S'agissant du péril sur le recouvrement de la créance, il convient de déterminer si les craintes que l'intimée entretient à ce sujet sont légitimes, sans qu'il soit besoin de démontrer que M. [B] se trouve nécessairement en cessation des paiements ou dans une situation financière irrémédiablement compromise. Par ailleurs, la mence sur le recouvrement de la créance ne s'apprécie pas seulement au regard de la solvabilité du débiteur, mais aussi de toutes les difficultés auxquelles le créancier peut être confronté pour recouvrer sa créance, notamment la résistance délibérée du débiteur, soit à reconnaître l'existence de sa dette, soit à la régler.
Au vu du montant de la dette invoquée par la CARCDSF, il appert que la prise d'un nantissement judiciaire provisoire constitue, concrètement, le seul moyen pour elle d'être assurée d'être payée. Il sera observé que l'appelant ne communique aucun élément relatif à ses biens ou ses revenus. Par ailleurs, il résulte de ce qui précède qu'il a systématiquement formé opposition aux contraintes qui ont pu être délivrées à son encontre, qu'il a relevé appel d'une grande partie des jugements qui ont été rendus, et que le montant des acomptes qu'il a pu régler (1 142,47 euros + 266,39 euros +9 861,12 euros) est très faible comparativement à celui de la dette. Le dernier de ces acomptes a été affecté aux cotisations de l'année 2013 soit celles anciennes de 10 ans. Dans ces conditions, la CARCDSF invoque à juste titre des circonstances susceptibles de menacer le recouvrement de son dû.

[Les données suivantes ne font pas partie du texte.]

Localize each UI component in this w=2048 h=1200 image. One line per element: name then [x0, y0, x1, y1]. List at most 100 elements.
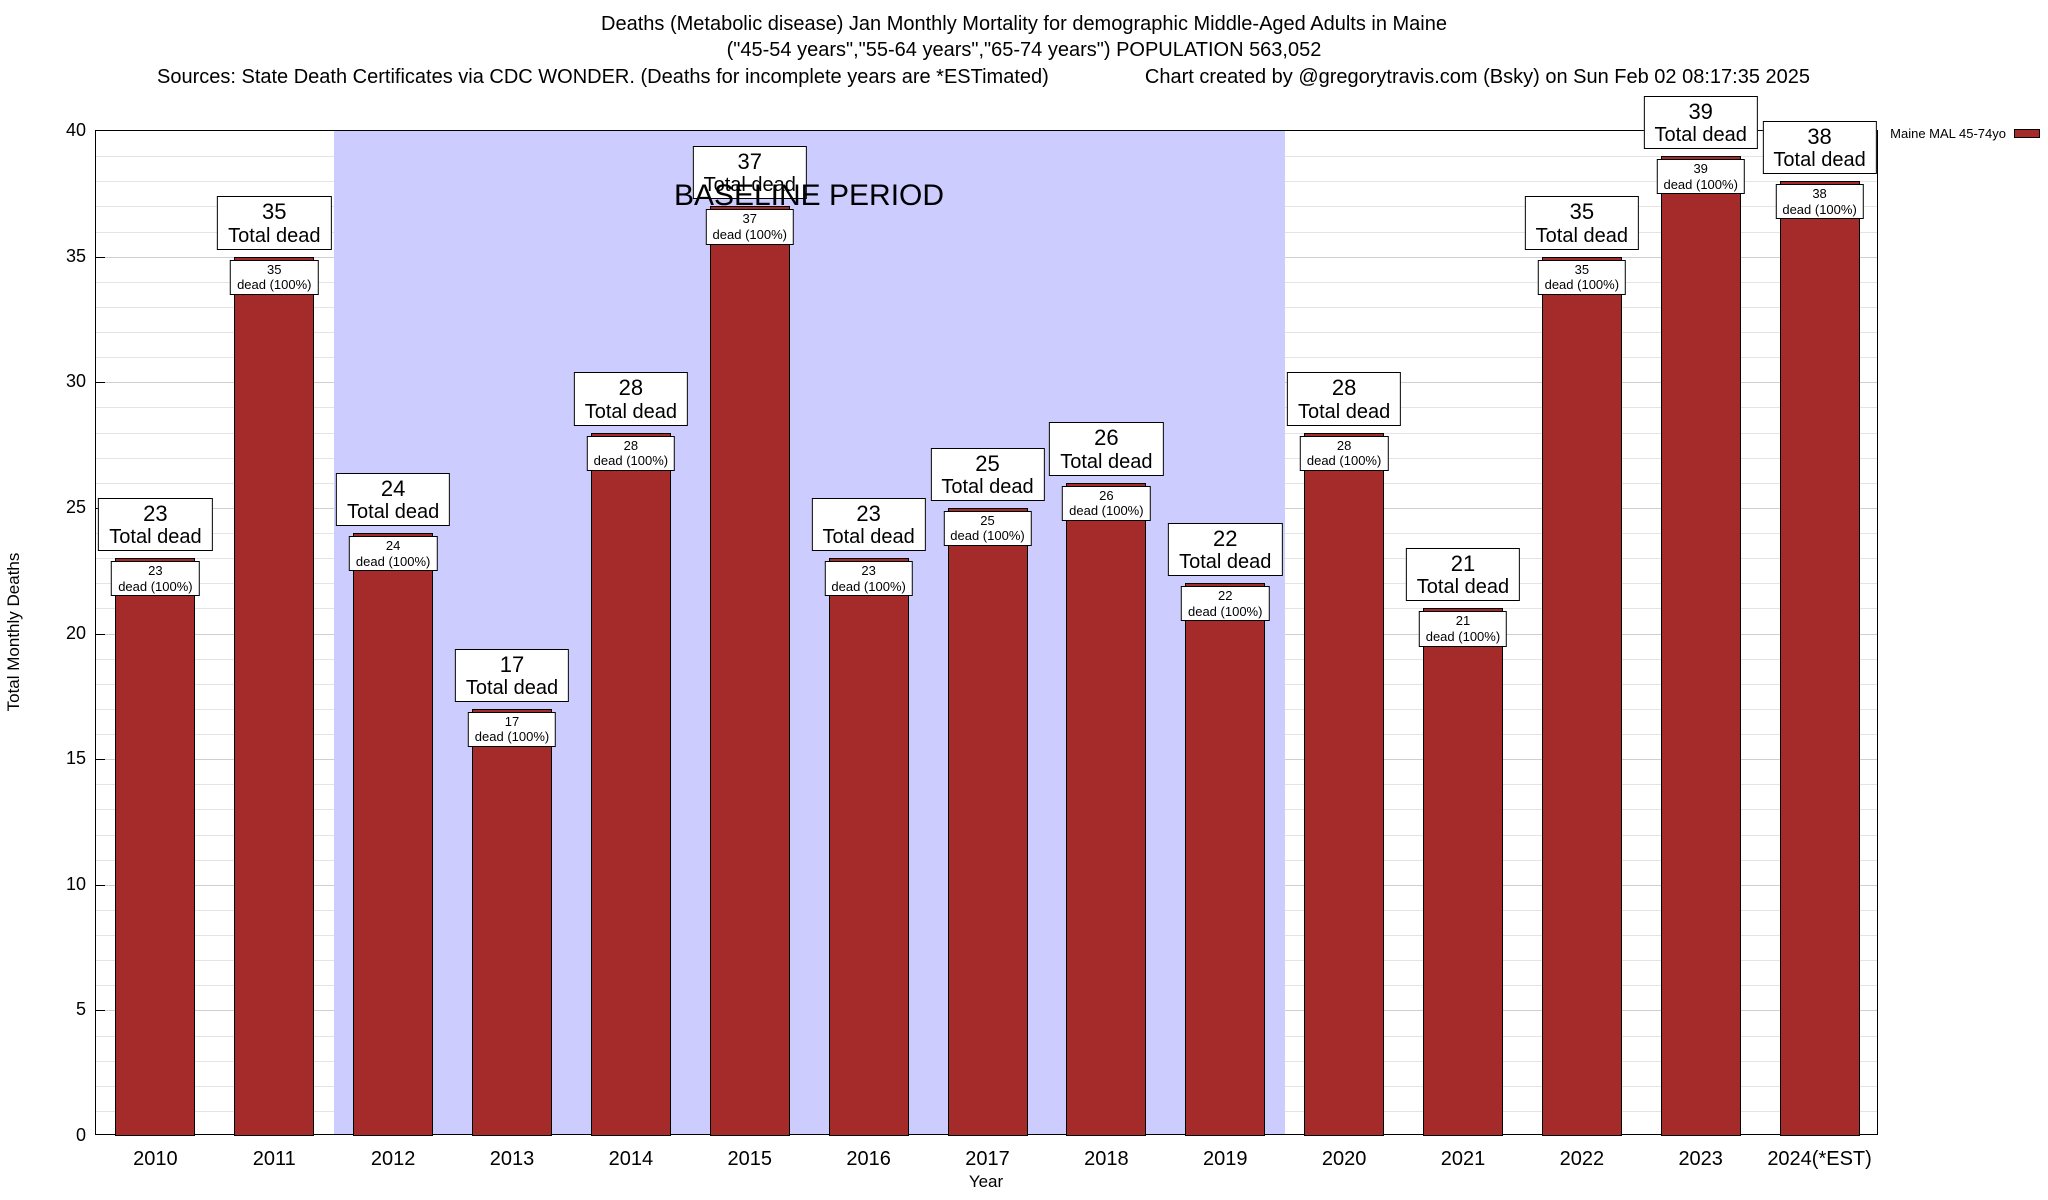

Il convient en conséquence d'infirmer le jugement uniquement en ce qu'il a dit que les effets du nantissement judiciaire provisoire seront cantonnés à la somme globale de 319 547,87 euros.
La CARCDSF poursuit l'infirmation du jugement en ce qu'il a rejeté sa demande de dommages et intérêts pour procédure abusive, et demande à la Cour de condamner M. [B] au paiement de la somme de 10 000 euros à ce titre.
La chronologie des événements montre que ce dernier, depuis plus de 25 ans, conteste presque systématiquement les cotisations qui lui sont réclamées, alors qu'il n'a payé que des acomptes modestes, et qu'il est nécessaire de diligenter des mesures d'exécution pour le contraindre à s'exécuter. Et la CARCDSF se trouve dans l'obligation d'engager des frais de procédure importants pour ce faire. La résistance de M. [B], qui d'ailleurs ne prouve ni même ne soutient être confronté à des difficultés financières, revêt donc un caractère abusif. Le jugement sera infirmé sur ce point et l'appelant condamné au paiement de la somme de 3 000 euros à titre de dommages et intérêts.
L'issue du litige commande de confirmer le jugement en ce qu'il a rejeté la demande de dommages et intérêts formée par le débiteur.
La demande de la CARCDSF à fin de condamnation de M. [B] au paiement d'une amende civile se heurte à la fin de non-recevoir tirée du défaut de qualité à agir puisque celle-ci serait, en toute hypothèse, recouvrée par le Trésor Public, si bien que ladite demande est irrecevable.
M. [B], qui succombe en son appel, sera condamné au paiement de la somme de 4 000 euros en application de l'article 700 du code de procédure civile, ainsi qu'aux dépens d'appel.
PAR CES MOTIFS
- INFIRME le jugement en date du 19 décembre 2022 en ce qu'il a dit que les effets du nantissement judiciaire provisoire de parts sociales du 1er juin 2022 seront cantonnés à la somme globale de 319 547,87 euros, et en ce qu'il a débouté la CARCDSF de sa demande de dommages et intérêts ;
et statuant à nouveau :
- DEBOUTE M. [I] [B] de sa demande de cantonnement dudit nantissement judiciaire provisoire ;
- CONDAMNE M. [I] [B] à payer à la CARCDSF la somme de 3000 euros à titre de dommages et intérêts ;
- CONFIRME le jugement pour le surplus ;
- DECLARE irrecevable la demande de la CARCDSF à fin de prononcé d'une amende civile à l'encontre de M. [I] [B] ;
- CONDAMNE M. [I] [B] à payer à la CARCDSF la somme de 4000 euros en application de l'article 700 du code de procédure civile ;
- CONDAMNE M. [I] [B] aux dépens d'appel, qui seront recouvrés par la Selarl Lexavoué Paris-Versailles conformément à l'article 699 du code de procédure civile.